= John Marshall (cartoonist) =

American cartoonist

John Marshall and Dean Young's Blondie (February 1, 2009)

John Marshall is an American cartoonist, best known as the artist of the Blondie comic strip since 2005. He works closely with scripter Dean Young, son of the strip's creator, Chic Young.

Born in Waverly, New York, John Marshall took an interest in cartooning at an early age. He was bored during the summer between the fourth and fifth grades and began drawing Peanuts characters on brown paper bags. When he was 14, his career as a cartoonist was jump-started by his grandmother who urged him to send cartoons to Parade. On his first try, Parade bought one. Marshall recalled, "It's tough peaking in the tenth grade." This was followed by a sale to The Saturday Evening Post.

Graduating in 1976 from Ringling School of Art and Design in Sarasota, Florida, Marshall began as an art director at a Binghamton, New York, advertising agency, eventually making the leap as a freelance illustrator, with a client list that included General Electric, IBM and Golf Digest.

==Syndication==
In 1982, Marshall created the comic strip, Buford, distributed through Syndicated News Services, Inc. From 1994 to 2000, he worked with Mark Cullum on the King Features strip Walnut Cove. Marshall's editorial cartoons regularly appeared in the Press & Sun-Bulletin (Binghamton, New York) from 1989 to 2003. In the summer of 2002, he lettered and inked Hägar the Horrible. From February 2001 to January 2003, his daily panel, The U.S. of Play, appeared on United Features Syndicate's website. "I floundered for a couple of years," said Marshall, but he found a new direction in 2002 when he got a phone call from King Features to work on Blondie.

==Blondie==
Marshall began assisting Denis Lebrun on Blondie in December 2002. He became the strip's lead artist in May 2005, although he remained uncredited until Sunday, January 7, 2007. Former Cracked cartoonist Frank Cummings was Marshall's assistant on Blondie from 2004 until his death in 2014. Computer technology made it possible for Marshall, Young and Cummings to collaborate even though they live in three different states. Cummings lived in Birmingham, Alabama, while Young alternates between Vermont and Florida. Young says that Marshall and Cummings were "doing a most wonderful job".

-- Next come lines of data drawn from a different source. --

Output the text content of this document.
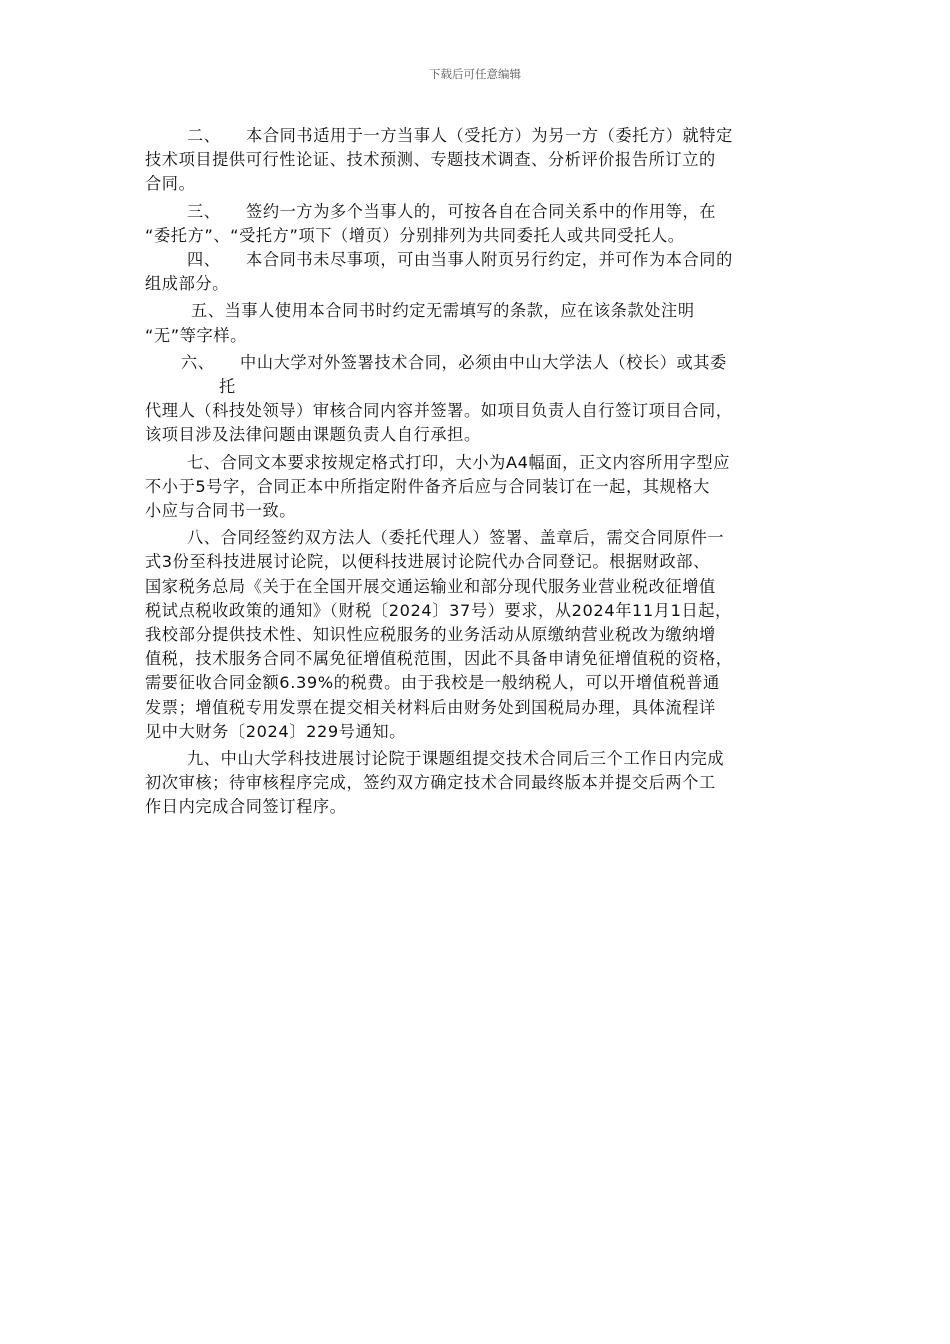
下载后可任意编辑

二、　　本合同书适用于一方当事人（受托方）为另一方（委托方）就特定
技术项目提供可行性论证、技术预测、专题技术调查、分析评价报告所订立的
合同。

三、　　签约一方为多个当事人的，可按各自在合同关系中的作用等，在
“委托方”、“受托方”项下（增页）分别排列为共同委托人或共同受托人。

四、　　本合同书未尽事项，可由当事人附页另行约定，并可作为本合同的
组成部分。

五、当事人使用本合同书时约定无需填写的条款，应在该条款处注明
“无”等字样。

六、　　中山大学对外签署技术合同，必须由中山大学法人（校长）或其委
托
代理人（科技处领导）审核合同内容并签署。如项目负责人自行签订项目合同，
该项目涉及法律问题由课题负责人自行承担。

七、合同文本要求按规定格式打印，大小为A4幅面，正文内容所用字型应
不小于5号字，合同正本中所指定附件备齐后应与合同装订在一起，其规格大
小应与合同书一致。

八、合同经签约双方法人（委托代理人）签署、盖章后，需交合同原件一
式3份至科技进展讨论院，以便科技进展讨论院代办合同登记。根据财政部、
国家税务总局《关于在全国开展交通运输业和部分现代服务业营业税改征增值
税试点税收政策的通知》（财税〔2024〕37号）要求，从2024年11月1日起，
我校部分提供技术性、知识性应税服务的业务活动从原缴纳营业税改为缴纳增
值税，技术服务合同不属免征增值税范围，因此不具备申请免征增值税的资格，
需要征收合同金额6.39%的税费。由于我校是一般纳税人，可以开增值税普通
发票；增值税专用发票在提交相关材料后由财务处到国税局办理，具体流程详
见中大财务〔2024〕229号通知。

九、中山大学科技进展讨论院于课题组提交技术合同后三个工作日内完成
初次审核；待审核程序完成，签约双方确定技术合同最终版本并提交后两个工
作日内完成合同签订程序。
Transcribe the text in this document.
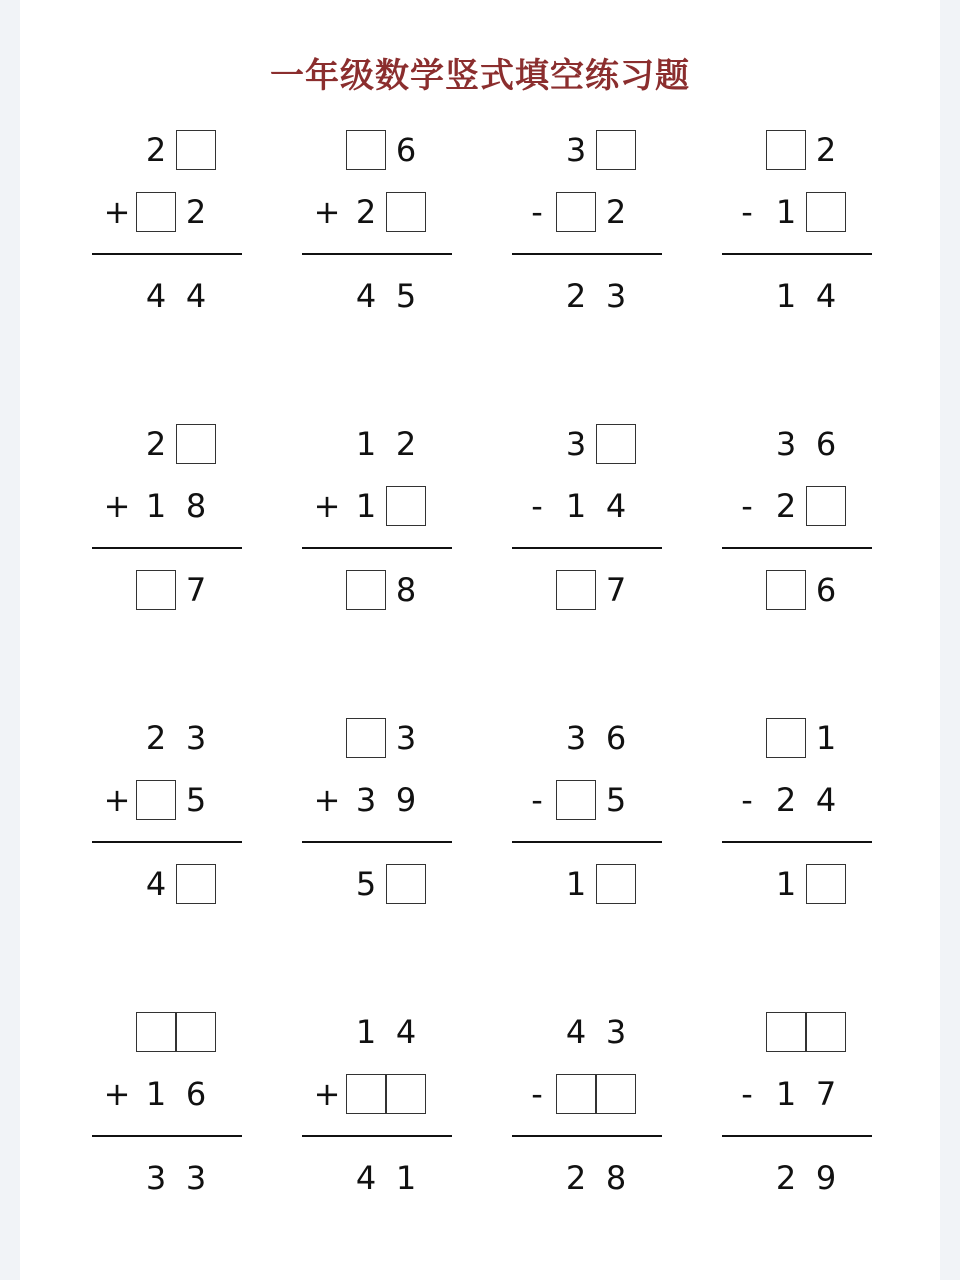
一年级数学竖式填空练习题
2
+	2
4 4
6
+ 2
4 5
3
-	2
2 3
2
- 1
1 4
2
+ 1 8
7
1 2
+ 1
8
3
- 1 4
7
3 6
- 2
6
2 3
+	5
4
3
+ 3 9
5
3 6
-	5
1
1
- 2 4
1
+ 1 6
3 3
1 4
+
4 1
4 3
-
2 8
- 1 7
2 9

At his Binghamton basement studio, jazz buff Marshall listens to jazz while he draws Blondie. To capture the finely polished inking details seen in Blondie, Marshall works on a Wacom tablet linked to his Macintosh. First he draws a rough, sent to Young for review, and then it's back to the computer for the finished art, delivered electronically to King Features. "It's very deceiving how hard this is to draw," said Marshall in 2007. "I love to draw. I love to see that finished black on white. It's just really primal and just basic."

Young has nothing but praise for Marshall's work, commenting, "He's been doing such a great job that the Bumsteads and I couldn't be more pleased." Translated into 35 languages, Blondie is published in 2,300 newspapers in 55 countries.

Marshall views Blondie as "a dream job", even though he often works six days a week, ten hours a day. "I definitely feel I'm drawing an American institution," said Marshall in 2007.

==Books==
Reprints of Marshall's art appear in the book Chicken Soup for the NASCAR Soul (Health Communications, 2002). Many of his editorial cartoons appeared annually in Charles Brooks' Best Editorial Cartoons of the Year from 1994 to 2002.

==Awards and recognition==
In addition to the selections in the Best Editorial Cartoons annuals, an Honorable Mention for Editorial Cartoons was received by Marshall in the New York State Associated Press Association Writing Contest for 1996.

Marshall is a member of the National Cartoonists Society. In addition to experimenting with digital photography, he enjoys following his favorite football team, the New York Giants, and creating sports paintings. John and Cheryl Marshall have a son, John.

==Sources==
- Young, Dean and Melena Rysik. Blondie: The Bumstead Family History. Thomas Nelson, 2007.